▲ Composition-대한민국 여인, 259.1×193.9㎝ Mixed Media on Canvas, 1996

Vers 1994, Moon Ja Sohn(서양화가 손문자) développait une peinture d’inscription librement fauviste, ses 《nus》 (désignes par des mois de l’année: avril, mai ou décembre) semblant en particulier sortir en droite ligne des ateliers qui en 1905, avaient incendié le Salon d’Autonne.

On pense à Matisse, par Derain ou, du même Derain et de la même année 1906, à 《La femme en chemise》. Moon Ja Sohn emploie alors des couleurs fraîches et pures, dessine vivement directement à l’aide du pinceau et ressuscite avec un plaisir visible d’anciennes audaces qui, grâce à elle, retrouvent une nouvelle jeunesse après presque un siècle.

Trois ans plus tard, en 1997, tout semble avoir changé: les couleurs sont certes toujours aussi pures, mais le pinceau ne dessine plus à gros traits dans une pâte fluide. L’artiste a adopté au contraire une matière lourde, épisse et grumeleuse, faite de pigments mélangés à du sable.

▲ Composition-달맞이 하는 마음, 194×130㎝, 1995

Les visages stylisés qui en émergent commandent l’organisation complexe d’aplats colorés s’emboîtant les uns dans les autres. Le fauvisme n’est plus ici la référence adéquate, mais plutôt le dernier Maisse, celui des années quarantes et cinquantes. En l’occurrence, un Matisse qui n’aurait pas travaillé les papiers découpés, mais qui aurait recherché l’association des formes les plus simples avec la matière la riche.

Moon Ja Sohn(손문자 작가) ne renie nullement le peintre fauve qu’elle admire (auquel elle ajoute volontiers, pour sa science de l’imbrication des plans colorés, Serge Poliakoff), mais elle se montre capable d’être pleinement elle même sans se laisser écraser par ces références.

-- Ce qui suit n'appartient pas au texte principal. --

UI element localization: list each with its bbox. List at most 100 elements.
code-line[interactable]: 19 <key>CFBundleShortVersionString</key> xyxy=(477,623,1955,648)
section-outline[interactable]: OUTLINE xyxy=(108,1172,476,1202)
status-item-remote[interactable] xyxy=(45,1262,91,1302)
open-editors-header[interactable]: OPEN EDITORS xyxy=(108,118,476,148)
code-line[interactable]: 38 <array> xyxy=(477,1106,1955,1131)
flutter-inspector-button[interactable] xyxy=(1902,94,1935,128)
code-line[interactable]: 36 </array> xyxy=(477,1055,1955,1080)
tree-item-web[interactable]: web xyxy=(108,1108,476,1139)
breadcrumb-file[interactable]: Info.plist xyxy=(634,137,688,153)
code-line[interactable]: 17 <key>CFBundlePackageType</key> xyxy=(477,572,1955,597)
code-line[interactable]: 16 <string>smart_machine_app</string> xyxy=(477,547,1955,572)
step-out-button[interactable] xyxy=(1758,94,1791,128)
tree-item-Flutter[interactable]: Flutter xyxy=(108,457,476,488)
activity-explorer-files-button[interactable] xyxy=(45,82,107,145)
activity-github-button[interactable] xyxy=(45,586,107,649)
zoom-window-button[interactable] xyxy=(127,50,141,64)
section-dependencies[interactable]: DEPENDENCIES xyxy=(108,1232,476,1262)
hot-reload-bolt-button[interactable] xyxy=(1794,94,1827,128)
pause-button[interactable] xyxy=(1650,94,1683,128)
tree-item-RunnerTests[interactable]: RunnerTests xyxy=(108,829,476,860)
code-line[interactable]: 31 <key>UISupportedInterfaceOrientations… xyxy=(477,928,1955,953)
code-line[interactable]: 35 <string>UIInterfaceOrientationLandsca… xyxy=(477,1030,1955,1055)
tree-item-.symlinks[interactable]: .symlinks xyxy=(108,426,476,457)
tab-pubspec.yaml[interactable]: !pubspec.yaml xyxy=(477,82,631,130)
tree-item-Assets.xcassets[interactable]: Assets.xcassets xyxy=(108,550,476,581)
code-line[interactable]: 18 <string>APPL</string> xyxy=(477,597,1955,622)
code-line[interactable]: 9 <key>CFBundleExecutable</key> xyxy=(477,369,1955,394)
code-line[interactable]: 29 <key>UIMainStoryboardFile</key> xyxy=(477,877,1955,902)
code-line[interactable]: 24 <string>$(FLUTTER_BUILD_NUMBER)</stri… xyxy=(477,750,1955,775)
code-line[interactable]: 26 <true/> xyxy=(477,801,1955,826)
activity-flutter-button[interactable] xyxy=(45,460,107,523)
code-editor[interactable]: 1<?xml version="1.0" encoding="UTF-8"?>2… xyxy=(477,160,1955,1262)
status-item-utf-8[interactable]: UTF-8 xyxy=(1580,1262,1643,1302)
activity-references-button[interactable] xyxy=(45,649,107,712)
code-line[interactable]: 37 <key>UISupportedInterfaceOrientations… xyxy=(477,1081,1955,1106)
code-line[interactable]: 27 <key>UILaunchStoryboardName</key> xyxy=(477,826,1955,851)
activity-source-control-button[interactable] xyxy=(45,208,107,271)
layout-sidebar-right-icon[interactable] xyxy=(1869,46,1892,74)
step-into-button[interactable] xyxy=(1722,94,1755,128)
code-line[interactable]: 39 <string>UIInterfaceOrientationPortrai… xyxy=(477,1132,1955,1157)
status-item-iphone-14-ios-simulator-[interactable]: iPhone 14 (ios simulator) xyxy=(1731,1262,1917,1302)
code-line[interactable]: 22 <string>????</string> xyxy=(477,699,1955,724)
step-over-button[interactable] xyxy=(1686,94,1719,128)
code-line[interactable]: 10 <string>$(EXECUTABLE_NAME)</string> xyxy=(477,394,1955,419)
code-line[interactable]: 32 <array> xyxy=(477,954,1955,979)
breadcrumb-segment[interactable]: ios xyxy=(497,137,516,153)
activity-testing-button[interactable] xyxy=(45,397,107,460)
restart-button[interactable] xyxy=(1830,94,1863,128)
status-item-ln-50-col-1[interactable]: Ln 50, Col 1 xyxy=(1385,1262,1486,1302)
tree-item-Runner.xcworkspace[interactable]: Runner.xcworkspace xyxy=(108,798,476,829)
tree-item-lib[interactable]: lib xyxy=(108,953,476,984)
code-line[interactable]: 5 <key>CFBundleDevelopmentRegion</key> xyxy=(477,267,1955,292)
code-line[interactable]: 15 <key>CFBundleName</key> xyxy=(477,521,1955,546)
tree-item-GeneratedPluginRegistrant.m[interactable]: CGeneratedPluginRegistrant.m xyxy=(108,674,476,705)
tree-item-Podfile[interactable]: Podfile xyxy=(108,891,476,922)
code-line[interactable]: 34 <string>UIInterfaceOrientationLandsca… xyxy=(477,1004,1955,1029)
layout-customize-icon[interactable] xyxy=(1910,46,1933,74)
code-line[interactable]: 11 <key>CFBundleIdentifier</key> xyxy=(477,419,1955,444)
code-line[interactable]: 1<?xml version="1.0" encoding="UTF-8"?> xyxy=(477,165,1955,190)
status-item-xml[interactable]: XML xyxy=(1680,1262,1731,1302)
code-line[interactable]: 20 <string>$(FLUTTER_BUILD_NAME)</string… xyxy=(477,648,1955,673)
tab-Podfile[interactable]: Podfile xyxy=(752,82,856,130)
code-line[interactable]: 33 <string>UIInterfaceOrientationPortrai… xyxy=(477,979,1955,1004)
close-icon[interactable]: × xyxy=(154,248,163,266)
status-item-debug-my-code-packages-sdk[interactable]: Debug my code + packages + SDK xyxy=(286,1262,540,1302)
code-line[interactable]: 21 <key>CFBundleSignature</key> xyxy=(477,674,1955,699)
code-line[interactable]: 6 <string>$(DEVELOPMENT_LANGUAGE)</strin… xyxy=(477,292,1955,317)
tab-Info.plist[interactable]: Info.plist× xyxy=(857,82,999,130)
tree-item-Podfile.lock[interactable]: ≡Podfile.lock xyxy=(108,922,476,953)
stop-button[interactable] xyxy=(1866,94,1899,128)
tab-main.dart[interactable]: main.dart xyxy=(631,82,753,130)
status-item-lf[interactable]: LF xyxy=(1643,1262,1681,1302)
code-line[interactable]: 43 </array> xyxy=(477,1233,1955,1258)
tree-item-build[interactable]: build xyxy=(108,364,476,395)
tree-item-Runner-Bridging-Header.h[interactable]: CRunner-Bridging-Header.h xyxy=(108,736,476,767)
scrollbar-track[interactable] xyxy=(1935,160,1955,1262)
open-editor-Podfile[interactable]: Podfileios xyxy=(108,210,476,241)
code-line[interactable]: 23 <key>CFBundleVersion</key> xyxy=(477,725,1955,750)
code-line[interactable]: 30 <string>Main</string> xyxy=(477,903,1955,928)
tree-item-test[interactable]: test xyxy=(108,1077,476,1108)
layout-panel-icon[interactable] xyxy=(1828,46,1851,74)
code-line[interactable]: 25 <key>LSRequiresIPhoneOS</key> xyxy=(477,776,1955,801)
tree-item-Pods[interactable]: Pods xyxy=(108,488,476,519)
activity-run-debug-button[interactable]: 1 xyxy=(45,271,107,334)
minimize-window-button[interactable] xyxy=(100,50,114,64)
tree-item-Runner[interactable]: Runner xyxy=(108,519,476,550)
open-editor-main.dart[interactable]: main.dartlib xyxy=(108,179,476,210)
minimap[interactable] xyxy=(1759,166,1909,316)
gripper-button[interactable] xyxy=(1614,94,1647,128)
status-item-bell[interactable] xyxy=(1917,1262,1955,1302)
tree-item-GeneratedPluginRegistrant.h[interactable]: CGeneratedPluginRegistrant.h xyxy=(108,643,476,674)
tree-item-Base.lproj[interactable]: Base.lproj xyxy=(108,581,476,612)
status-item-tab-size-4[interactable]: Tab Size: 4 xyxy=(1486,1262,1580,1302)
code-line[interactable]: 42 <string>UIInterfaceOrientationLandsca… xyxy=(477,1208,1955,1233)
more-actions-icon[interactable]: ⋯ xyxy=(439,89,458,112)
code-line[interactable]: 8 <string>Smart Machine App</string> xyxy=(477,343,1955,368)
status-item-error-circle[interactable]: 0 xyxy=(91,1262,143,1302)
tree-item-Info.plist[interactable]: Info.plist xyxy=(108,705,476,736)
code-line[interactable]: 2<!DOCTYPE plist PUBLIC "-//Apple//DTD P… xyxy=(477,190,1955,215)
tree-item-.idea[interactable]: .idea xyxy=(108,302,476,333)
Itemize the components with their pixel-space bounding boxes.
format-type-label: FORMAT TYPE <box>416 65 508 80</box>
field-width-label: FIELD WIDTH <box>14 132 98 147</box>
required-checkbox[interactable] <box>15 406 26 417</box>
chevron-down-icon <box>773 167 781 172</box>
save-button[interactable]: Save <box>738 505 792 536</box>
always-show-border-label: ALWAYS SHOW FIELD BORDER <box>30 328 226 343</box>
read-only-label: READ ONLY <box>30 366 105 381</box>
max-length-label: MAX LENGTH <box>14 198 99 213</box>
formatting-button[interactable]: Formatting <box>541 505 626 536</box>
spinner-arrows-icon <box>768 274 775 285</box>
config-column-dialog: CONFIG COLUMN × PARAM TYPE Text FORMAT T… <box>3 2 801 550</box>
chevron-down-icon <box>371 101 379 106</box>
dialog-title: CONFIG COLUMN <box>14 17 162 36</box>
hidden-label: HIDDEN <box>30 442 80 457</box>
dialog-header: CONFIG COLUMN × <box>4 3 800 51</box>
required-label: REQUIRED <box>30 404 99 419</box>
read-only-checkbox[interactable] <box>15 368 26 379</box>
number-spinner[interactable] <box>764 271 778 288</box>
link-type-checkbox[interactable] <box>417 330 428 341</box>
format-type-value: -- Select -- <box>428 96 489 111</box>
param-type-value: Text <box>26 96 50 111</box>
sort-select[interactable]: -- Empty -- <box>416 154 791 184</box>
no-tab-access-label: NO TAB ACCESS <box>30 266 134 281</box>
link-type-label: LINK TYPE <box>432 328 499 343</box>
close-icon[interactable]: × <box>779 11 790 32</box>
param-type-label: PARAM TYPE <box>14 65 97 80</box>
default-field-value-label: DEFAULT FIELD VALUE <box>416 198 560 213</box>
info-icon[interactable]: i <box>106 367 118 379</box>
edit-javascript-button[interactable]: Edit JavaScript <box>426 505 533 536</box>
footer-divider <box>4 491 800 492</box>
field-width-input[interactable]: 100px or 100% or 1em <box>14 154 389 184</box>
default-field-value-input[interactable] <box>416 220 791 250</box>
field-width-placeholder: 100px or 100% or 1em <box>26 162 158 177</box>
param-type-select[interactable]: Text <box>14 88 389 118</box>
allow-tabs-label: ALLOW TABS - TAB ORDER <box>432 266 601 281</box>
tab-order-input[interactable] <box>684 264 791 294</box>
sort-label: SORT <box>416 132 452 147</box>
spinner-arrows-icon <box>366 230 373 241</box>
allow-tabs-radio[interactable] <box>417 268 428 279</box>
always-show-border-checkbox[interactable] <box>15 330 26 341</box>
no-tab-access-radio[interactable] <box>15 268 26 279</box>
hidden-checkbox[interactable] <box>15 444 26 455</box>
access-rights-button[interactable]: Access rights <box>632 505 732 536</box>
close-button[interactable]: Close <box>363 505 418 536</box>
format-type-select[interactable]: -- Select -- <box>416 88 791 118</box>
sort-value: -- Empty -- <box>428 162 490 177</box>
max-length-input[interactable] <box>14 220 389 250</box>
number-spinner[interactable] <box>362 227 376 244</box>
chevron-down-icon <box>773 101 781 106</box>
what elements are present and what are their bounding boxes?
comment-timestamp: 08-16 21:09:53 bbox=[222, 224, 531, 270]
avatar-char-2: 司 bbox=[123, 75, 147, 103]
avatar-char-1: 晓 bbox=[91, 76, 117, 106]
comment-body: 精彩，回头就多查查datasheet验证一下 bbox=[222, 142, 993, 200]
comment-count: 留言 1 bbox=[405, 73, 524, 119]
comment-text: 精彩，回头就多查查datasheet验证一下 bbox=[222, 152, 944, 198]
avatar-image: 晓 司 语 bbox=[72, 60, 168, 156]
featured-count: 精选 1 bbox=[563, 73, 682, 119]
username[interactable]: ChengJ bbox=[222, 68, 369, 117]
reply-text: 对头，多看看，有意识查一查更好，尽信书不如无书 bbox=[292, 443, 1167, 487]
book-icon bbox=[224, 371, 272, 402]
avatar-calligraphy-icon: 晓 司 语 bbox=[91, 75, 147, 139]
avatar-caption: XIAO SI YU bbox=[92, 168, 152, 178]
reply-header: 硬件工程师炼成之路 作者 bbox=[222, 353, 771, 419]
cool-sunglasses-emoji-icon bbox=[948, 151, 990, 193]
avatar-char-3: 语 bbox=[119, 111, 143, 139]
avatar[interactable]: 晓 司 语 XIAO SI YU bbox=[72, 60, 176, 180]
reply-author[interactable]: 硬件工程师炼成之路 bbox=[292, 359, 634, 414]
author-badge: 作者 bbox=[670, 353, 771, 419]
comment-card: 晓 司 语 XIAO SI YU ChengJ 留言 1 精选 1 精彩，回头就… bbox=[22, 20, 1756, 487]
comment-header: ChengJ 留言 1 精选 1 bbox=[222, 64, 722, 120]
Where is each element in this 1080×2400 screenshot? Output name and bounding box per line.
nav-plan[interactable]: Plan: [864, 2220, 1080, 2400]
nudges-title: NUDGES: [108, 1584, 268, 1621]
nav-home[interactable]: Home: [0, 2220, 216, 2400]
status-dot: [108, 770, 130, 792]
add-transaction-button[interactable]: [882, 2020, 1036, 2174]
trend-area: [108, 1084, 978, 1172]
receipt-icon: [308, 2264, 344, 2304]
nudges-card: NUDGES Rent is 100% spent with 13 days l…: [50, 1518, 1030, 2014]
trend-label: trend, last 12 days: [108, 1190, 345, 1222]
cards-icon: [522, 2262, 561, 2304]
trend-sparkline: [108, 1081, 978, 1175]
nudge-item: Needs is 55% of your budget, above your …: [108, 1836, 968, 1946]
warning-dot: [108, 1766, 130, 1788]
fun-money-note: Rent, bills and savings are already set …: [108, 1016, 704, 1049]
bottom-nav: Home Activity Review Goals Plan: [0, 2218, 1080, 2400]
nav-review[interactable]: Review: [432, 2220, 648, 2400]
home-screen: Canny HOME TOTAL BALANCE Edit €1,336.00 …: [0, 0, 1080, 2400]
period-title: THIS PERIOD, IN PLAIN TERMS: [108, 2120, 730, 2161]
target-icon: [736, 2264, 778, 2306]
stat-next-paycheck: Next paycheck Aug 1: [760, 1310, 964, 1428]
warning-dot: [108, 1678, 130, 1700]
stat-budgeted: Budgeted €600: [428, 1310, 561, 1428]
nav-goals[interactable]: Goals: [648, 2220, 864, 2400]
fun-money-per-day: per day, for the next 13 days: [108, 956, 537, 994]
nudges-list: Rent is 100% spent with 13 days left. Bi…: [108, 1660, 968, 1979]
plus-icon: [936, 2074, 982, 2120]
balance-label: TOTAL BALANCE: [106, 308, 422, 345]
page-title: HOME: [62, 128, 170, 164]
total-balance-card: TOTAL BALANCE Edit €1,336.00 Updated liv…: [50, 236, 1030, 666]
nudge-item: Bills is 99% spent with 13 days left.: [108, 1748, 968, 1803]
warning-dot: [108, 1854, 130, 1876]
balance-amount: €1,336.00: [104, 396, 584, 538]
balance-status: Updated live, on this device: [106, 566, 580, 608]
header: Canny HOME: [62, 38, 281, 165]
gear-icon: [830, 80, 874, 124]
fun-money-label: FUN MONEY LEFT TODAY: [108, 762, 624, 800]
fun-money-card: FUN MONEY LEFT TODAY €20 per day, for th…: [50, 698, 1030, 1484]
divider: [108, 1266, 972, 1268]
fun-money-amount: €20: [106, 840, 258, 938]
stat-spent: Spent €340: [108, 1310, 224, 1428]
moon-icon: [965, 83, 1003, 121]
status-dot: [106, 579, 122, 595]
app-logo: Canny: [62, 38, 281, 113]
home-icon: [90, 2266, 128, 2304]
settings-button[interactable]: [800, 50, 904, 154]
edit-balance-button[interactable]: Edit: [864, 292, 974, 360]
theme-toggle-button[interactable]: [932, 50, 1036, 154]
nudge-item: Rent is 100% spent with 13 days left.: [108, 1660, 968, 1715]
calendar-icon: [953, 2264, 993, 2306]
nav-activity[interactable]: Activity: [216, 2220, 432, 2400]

De la leçon de Matisse, elle a retenu que la couleur est de l’espace, mais aussi de la lumière qui est l’énergie de l’espace. Couleur et lumière, dont la double présence est souvent matérialisée par la séparation du motif en dus parties, dont l’une est comme plongée dans une ombre légère, produisant ainsi un effet plastique qui dépasse toute anecdote.

▲ 1994년 파리 그랑쇼미에르에서 작업한 것을 정리한 전시. 장피압장 모네 갤러리에서 여류화가 손문자(왼쪽)

Moon Ja Sohn(ARTIST SOHN MOON JA) est parvenue de la sorte, en quelques années, à épurer assez son propos pour que, visiblement, le sujet cesse d’avoir de l’importance en seul profit de la peinture. 《Ce qui est important, disait Matisse, c’est la relation de l’objet à l’artiste, à sa personnalité, et la puissance qu’il détient d’organiser ses sensations et ses émotions.》

Nous ne savons rien des personnages énigmatiques de Moon Ja Sohn, et cela importe peu, puisque ce que nous éprouvons avec plaisir, c’est la présence de la personnalité d’une artiste parvenue à un moment heureux de son évolution: le moment où elle en mesure d’organiser ses sensations et ses émotions.

Les petits formats récents de Moon Ja Sohn s’offrent effectivement au spectateur comme des condensations de sensations de l’artiste. Autrement dit, l’exact programe que Matisse fixait à sa propre peinture comme à celle des temps à venir.